A wide range of physicochemical conditions promote DNA denaturation, including temperature, pH and osmolarity. My understanding is that you are enquiring about the coupling reaction of a micro-array hybridization procedure. I found a protocol involving cDNA incubation with 0.5 M sodium bicarbonate at pH 9. Follow the link for the complete protocol.
While I am sure Fabio's method would work well, I just had one alternative suggestion to offer (depending on what your goal with the DNA is). You could always get your primer synthesis company to 5'-end tag one of your PCR primers - the one that amplifies the strand you want - with a modification to make your strands asymmetric. This could be either a bulky blocking agent (like a m7G cap, or a triphosphate or something) or a purifiable molecule, e.g. biotin.

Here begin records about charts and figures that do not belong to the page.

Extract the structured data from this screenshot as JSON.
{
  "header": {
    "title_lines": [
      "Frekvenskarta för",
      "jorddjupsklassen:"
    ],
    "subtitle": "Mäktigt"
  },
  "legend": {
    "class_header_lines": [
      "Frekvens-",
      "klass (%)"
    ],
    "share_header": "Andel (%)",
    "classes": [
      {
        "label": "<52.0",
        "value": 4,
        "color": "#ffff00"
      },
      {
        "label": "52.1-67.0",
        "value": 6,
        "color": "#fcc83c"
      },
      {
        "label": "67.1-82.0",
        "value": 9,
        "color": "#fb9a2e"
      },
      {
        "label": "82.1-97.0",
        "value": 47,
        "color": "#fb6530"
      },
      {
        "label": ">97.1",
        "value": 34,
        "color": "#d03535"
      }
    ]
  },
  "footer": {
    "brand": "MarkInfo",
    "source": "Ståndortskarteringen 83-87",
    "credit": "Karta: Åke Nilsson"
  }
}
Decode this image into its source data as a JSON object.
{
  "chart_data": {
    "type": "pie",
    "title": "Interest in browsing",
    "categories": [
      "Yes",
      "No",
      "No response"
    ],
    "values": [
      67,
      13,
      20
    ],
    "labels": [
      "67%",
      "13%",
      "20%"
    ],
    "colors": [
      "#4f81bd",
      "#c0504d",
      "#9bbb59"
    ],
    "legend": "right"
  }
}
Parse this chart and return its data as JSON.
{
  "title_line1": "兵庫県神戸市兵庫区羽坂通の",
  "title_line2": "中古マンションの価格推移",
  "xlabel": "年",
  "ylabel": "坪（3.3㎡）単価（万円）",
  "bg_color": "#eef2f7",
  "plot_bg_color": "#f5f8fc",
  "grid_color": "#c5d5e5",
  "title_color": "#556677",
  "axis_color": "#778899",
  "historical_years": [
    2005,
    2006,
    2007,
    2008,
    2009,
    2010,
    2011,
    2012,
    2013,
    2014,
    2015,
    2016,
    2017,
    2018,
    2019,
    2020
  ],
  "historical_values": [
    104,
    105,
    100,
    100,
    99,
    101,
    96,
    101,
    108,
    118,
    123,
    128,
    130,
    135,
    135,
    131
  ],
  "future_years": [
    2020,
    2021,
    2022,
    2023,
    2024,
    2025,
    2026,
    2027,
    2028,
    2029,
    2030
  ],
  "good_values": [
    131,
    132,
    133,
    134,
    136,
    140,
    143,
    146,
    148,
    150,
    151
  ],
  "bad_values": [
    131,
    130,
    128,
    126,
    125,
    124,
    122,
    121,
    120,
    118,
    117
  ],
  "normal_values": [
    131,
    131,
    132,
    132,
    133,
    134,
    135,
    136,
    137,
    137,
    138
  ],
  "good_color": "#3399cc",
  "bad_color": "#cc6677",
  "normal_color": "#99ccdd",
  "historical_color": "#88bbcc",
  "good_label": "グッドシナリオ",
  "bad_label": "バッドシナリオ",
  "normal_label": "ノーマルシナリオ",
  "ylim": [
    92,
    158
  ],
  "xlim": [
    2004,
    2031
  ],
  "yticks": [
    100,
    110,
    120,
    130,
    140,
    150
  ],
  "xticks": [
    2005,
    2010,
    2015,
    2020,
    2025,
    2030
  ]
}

Doing this would allow you to differentially treat your strands, either with e.g. a 5'-3' nuclease which cannot digest the end with the bulky blocking agent (and thus would only digest the strand you don't want), or to denature then purify your tagged strain.
Basically, every PCR product is amplified with two primers, each one forming the 5' end of one of the two strands that are amplified. Let's call the two strands "Watson" and "Crick", and say that you're interested in the "Crick" strand. You can synthesise your primers such that the one that primes the "Watson" strand has a normal (usually monophosphate, I think) 5' end, but the one that amplifies the "Crick" strand has a bulky adduct on the 5' end - say, a biotin. When you perform your PCR, you will now have a normal dsDNA PCR product in which the 5' end of your strand of interest - the "Crick" strand - has a biotin molecule at its 5' end.
If you were to treat this dsDNA with a dsDNA exonuclease that degrades in a 5'-->3' direction - for example, Lambda exonuclease, or T7 Exonuclease, both of which are commercially available - you would degrade the accessible "Watson" strand, but not the Biotin-blocked "Crick" strand, meaning that the "Crick" strand would remain as ssDNA. The other advantage of using a biotin addition is that biotin can be bound at very high affinity by streptavidin, meaning that you may be able to use this interaction to purify the ssDNA "Crick" strand - if you can find conditions under which the DNA is denatured but the biotin-streptavidin interaction is not.
There are of course some optimisation/clean-up steps required in both of these protocols, but hopefully they give you some ideas about how you may approach things.